Muhria urceolata grows on open, nutrient-poor, often sun-exposed mineral surfaces where cyanobacterial films or cushions are already established, places such as weathered rock and thin gritty soils with intermittent moisture. The lichenised areoles sit within and around these cyanobacterial patches, and early apothecial stages are frequently seen developing among the cyanobacteria; soredia can be trapped there as well.

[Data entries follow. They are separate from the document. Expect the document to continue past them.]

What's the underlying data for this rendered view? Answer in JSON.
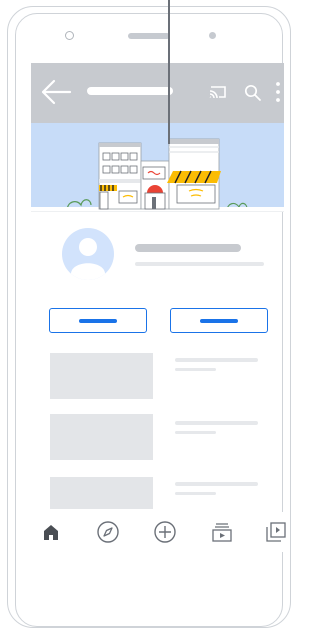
{
  "device": {
    "frame_color": "#cfd3d8",
    "notch": [
      "camera",
      "speaker",
      "sensor"
    ]
  },
  "appbar": {
    "background": "#c7cacf",
    "icons": [
      "back-arrow-icon",
      "cast-icon",
      "search-icon",
      "more-vert-icon"
    ],
    "title_placeholder": ""
  },
  "channel": {
    "banner_color": "#c7dcf8",
    "avatar_color": "#d2e3fc"
  },
  "actions": {
    "accent": "#1a73e8",
    "buttons": [
      "button-one",
      "button-two"
    ]
  },
  "videos": {
    "rows": 3
  },
  "bottom_nav": {
    "items": [
      "home-icon",
      "explore-icon",
      "create-icon",
      "subscriptions-icon",
      "library-icon"
    ],
    "selected": "home-icon"
  }
}
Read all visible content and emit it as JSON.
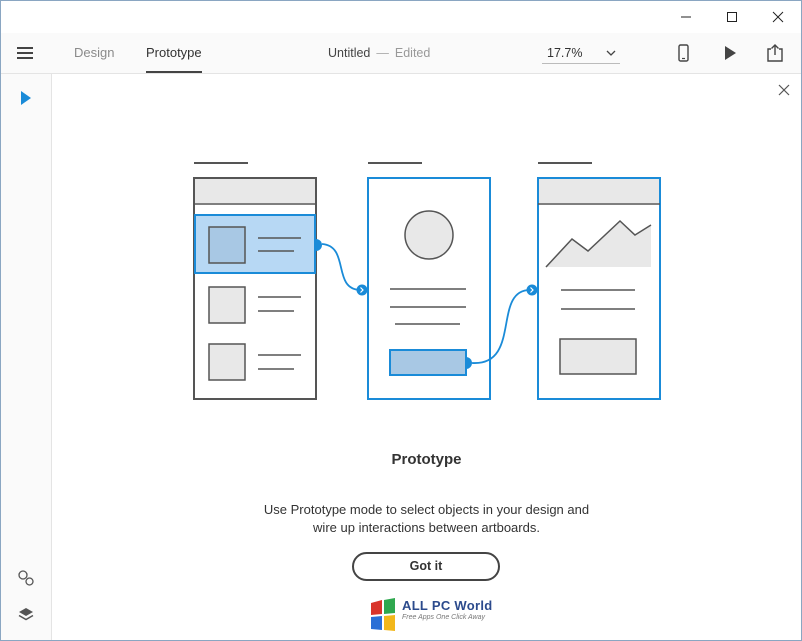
{
  "header": {
    "tabs": [
      {
        "label": "Design",
        "active": false
      },
      {
        "label": "Prototype",
        "active": true
      }
    ],
    "document": {
      "name": "Untitled",
      "separator": "—",
      "status": "Edited"
    },
    "zoom": "17.7%"
  },
  "icons": {
    "menu": "hamburger-menu-icon",
    "zoom_dropdown": "chevron-down-icon",
    "device_preview": "phone-icon",
    "play": "play-icon",
    "share": "share-icon",
    "select_tool": "arrow-select-icon",
    "assets": "symbols-icon",
    "layers": "layers-icon",
    "close": "close-icon"
  },
  "onboarding": {
    "title": "Prototype",
    "description_lines": [
      "Use Prototype mode to select objects in your design and",
      "wire up interactions between artboards."
    ],
    "button_label": "Got it"
  },
  "watermark": {
    "title": "ALL PC World",
    "subtitle": "Free Apps One Click Away"
  },
  "colors": {
    "accent": "#1a8bd8",
    "highlight_fill": "#b7d8f4",
    "wire_gray": "#555555",
    "placeholder_fill": "#e8e8e8"
  }
}
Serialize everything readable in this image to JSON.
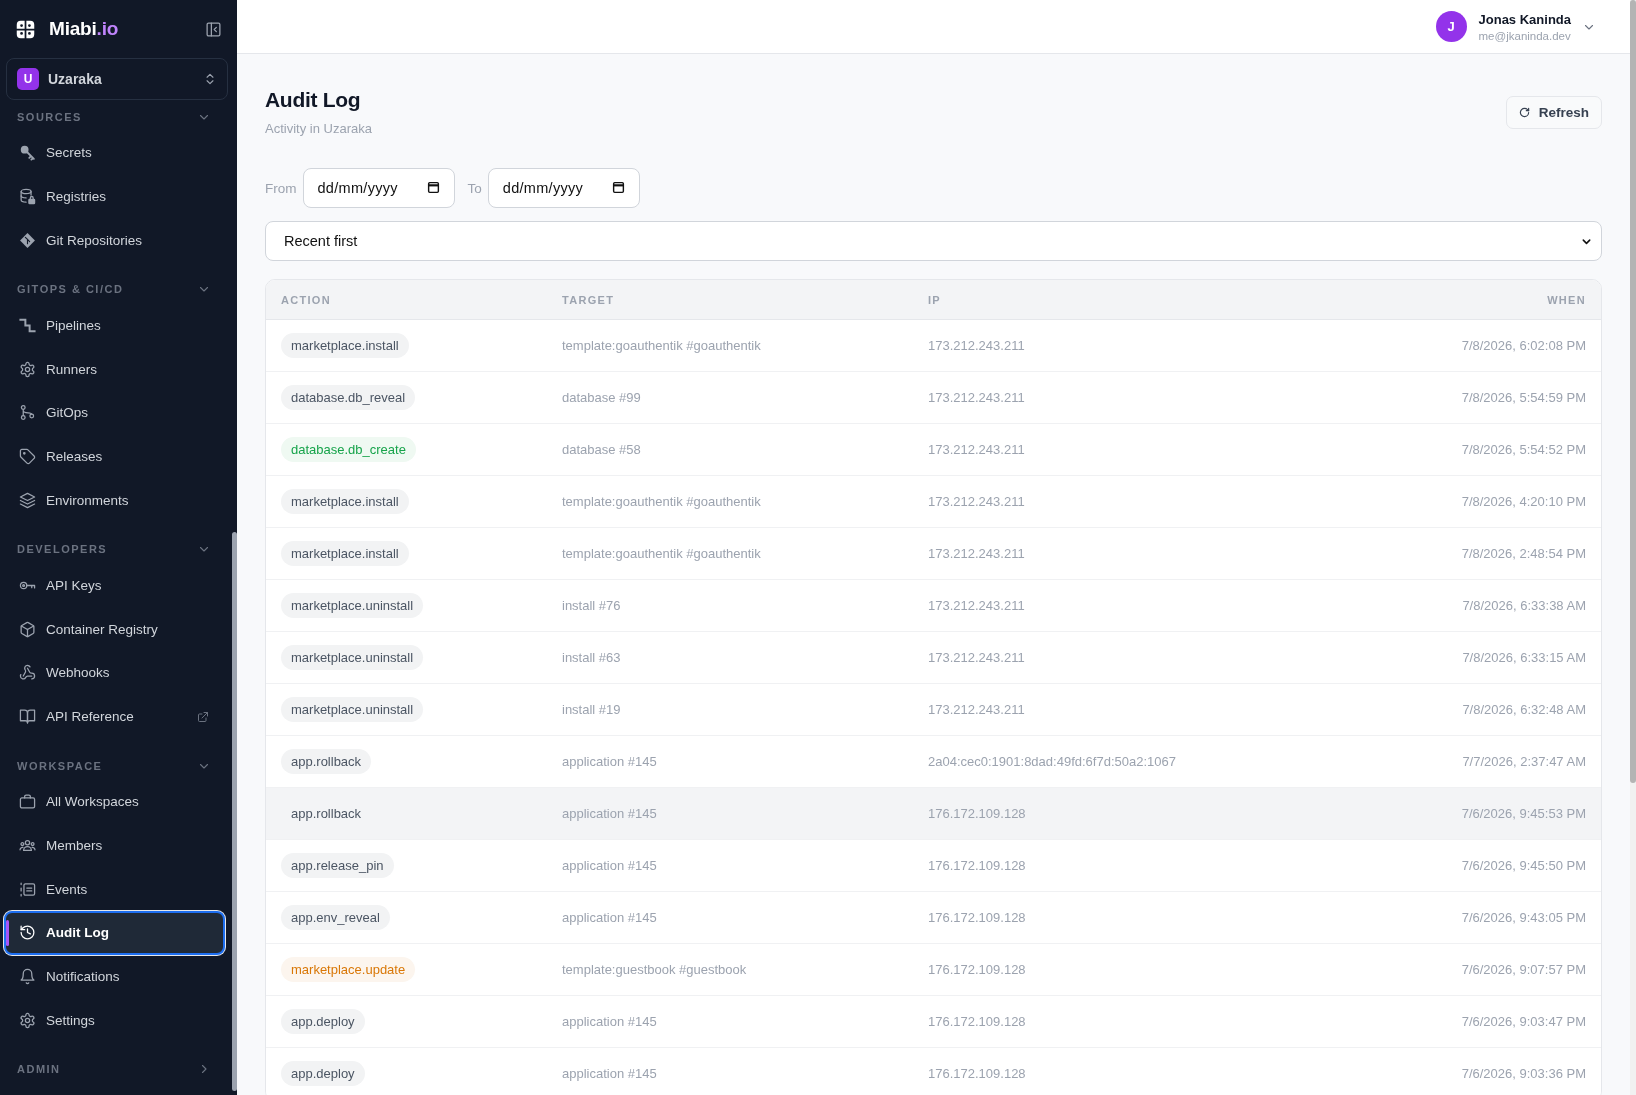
{
  "sidebar": {
    "brand": {
      "name": "Miabi",
      "suffix": ".io"
    },
    "workspace": {
      "initial": "U",
      "name": "Uzaraka"
    },
    "sections": [
      {
        "title": "SOURCES",
        "expanded": true,
        "items": [
          {
            "label": "Secrets",
            "selected": false
          },
          {
            "label": "Registries",
            "selected": false
          },
          {
            "label": "Git Repositories",
            "selected": false
          }
        ]
      },
      {
        "title": "GITOPS & CI/CD",
        "expanded": true,
        "items": [
          {
            "label": "Pipelines",
            "selected": false
          },
          {
            "label": "Runners",
            "selected": false
          },
          {
            "label": "GitOps",
            "selected": false
          },
          {
            "label": "Releases",
            "selected": false
          },
          {
            "label": "Environments",
            "selected": false
          }
        ]
      },
      {
        "title": "DEVELOPERS",
        "expanded": true,
        "items": [
          {
            "label": "API Keys",
            "selected": false,
            "external": false
          },
          {
            "label": "Container Registry",
            "selected": false,
            "external": false
          },
          {
            "label": "Webhooks",
            "selected": false,
            "external": false
          },
          {
            "label": "API Reference",
            "selected": false,
            "external": true
          }
        ]
      },
      {
        "title": "WORKSPACE",
        "expanded": true,
        "items": [
          {
            "label": "All Workspaces",
            "selected": false
          },
          {
            "label": "Members",
            "selected": false
          },
          {
            "label": "Events",
            "selected": false
          },
          {
            "label": "Audit Log",
            "selected": true
          },
          {
            "label": "Notifications",
            "selected": false
          },
          {
            "label": "Settings",
            "selected": false
          }
        ]
      },
      {
        "title": "ADMIN",
        "expanded": false
      }
    ]
  },
  "user": {
    "initial": "J",
    "name": "Jonas Kaninda",
    "email": "me@jkaninda.dev"
  },
  "page": {
    "title": "Audit Log",
    "subtitle": "Activity in Uzaraka",
    "refresh_button": "Refresh"
  },
  "filters": {
    "from": {
      "label": "From",
      "placeholder": "dd/mm/yyyy"
    },
    "to": {
      "label": "To",
      "placeholder": "dd/mm/yyyy"
    },
    "sort": {
      "value": "Recent first"
    }
  },
  "table": {
    "columns": [
      "ACTION",
      "TARGET",
      "IP",
      "WHEN"
    ],
    "rows": [
      {
        "action": "marketplace.install",
        "color": "#4b5563",
        "target": "template:goauthentik #goauthentik",
        "ip": "173.212.243.211",
        "when": "7/8/2026, 6:02:08 PM",
        "highlighted": false
      },
      {
        "action": "database.db_reveal",
        "color": "#4b5563",
        "target": "database #99",
        "ip": "173.212.243.211",
        "when": "7/8/2026, 5:54:59 PM",
        "highlighted": false
      },
      {
        "action": "database.db_create",
        "color": "#16a34a",
        "target": "database #58",
        "ip": "173.212.243.211",
        "when": "7/8/2026, 5:54:52 PM",
        "highlighted": false
      },
      {
        "action": "marketplace.install",
        "color": "#4b5563",
        "target": "template:goauthentik #goauthentik",
        "ip": "173.212.243.211",
        "when": "7/8/2026, 4:20:10 PM",
        "highlighted": false
      },
      {
        "action": "marketplace.install",
        "color": "#4b5563",
        "target": "template:goauthentik #goauthentik",
        "ip": "173.212.243.211",
        "when": "7/8/2026, 2:48:54 PM",
        "highlighted": false
      },
      {
        "action": "marketplace.uninstall",
        "color": "#4b5563",
        "target": "install #76",
        "ip": "173.212.243.211",
        "when": "7/8/2026, 6:33:38 AM",
        "highlighted": false
      },
      {
        "action": "marketplace.uninstall",
        "color": "#4b5563",
        "target": "install #63",
        "ip": "173.212.243.211",
        "when": "7/8/2026, 6:33:15 AM",
        "highlighted": false
      },
      {
        "action": "marketplace.uninstall",
        "color": "#4b5563",
        "target": "install #19",
        "ip": "173.212.243.211",
        "when": "7/8/2026, 6:32:48 AM",
        "highlighted": false
      },
      {
        "action": "app.rollback",
        "color": "#4b5563",
        "target": "application #145",
        "ip": "2a04:cec0:1901:8dad:49fd:6f7d:50a2:1067",
        "when": "7/7/2026, 2:37:47 AM",
        "highlighted": false
      },
      {
        "action": "app.rollback",
        "color": "#4b5563",
        "target": "application #145",
        "ip": "176.172.109.128",
        "when": "7/6/2026, 9:45:53 PM",
        "highlighted": true
      },
      {
        "action": "app.release_pin",
        "color": "#4b5563",
        "target": "application #145",
        "ip": "176.172.109.128",
        "when": "7/6/2026, 9:45:50 PM",
        "highlighted": false
      },
      {
        "action": "app.env_reveal",
        "color": "#4b5563",
        "target": "application #145",
        "ip": "176.172.109.128",
        "when": "7/6/2026, 9:43:05 PM",
        "highlighted": false
      },
      {
        "action": "marketplace.update",
        "color": "#d97706",
        "target": "template:guestbook #guestbook",
        "ip": "176.172.109.128",
        "when": "7/6/2026, 9:07:57 PM",
        "highlighted": false
      },
      {
        "action": "app.deploy",
        "color": "#4b5563",
        "target": "application #145",
        "ip": "176.172.109.128",
        "when": "7/6/2026, 9:03:47 PM",
        "highlighted": false
      },
      {
        "action": "app.deploy",
        "color": "#4b5563",
        "target": "application #145",
        "ip": "176.172.109.128",
        "when": "7/6/2026, 9:03:36 PM",
        "highlighted": false
      }
    ]
  }
}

The species is known from scattered localities in Sweden and Norway, likely to be overlooked because of its small size and unusual growth form. They suggested that similar habitats with cyanobacterial crusts elsewhere might also harbour the lichen, so the apparent Scandinavian restriction could reflect under-collecting rather than a genuinely narrow range. The species was originally described from scattered localities in Sweden and Norway, and later specialist treatments also reported it from Scotland. It grows on open rock or thin soil among cyanobacterial mats; British material has been described from moist siliceous rock faces and other sheltered humid habitats.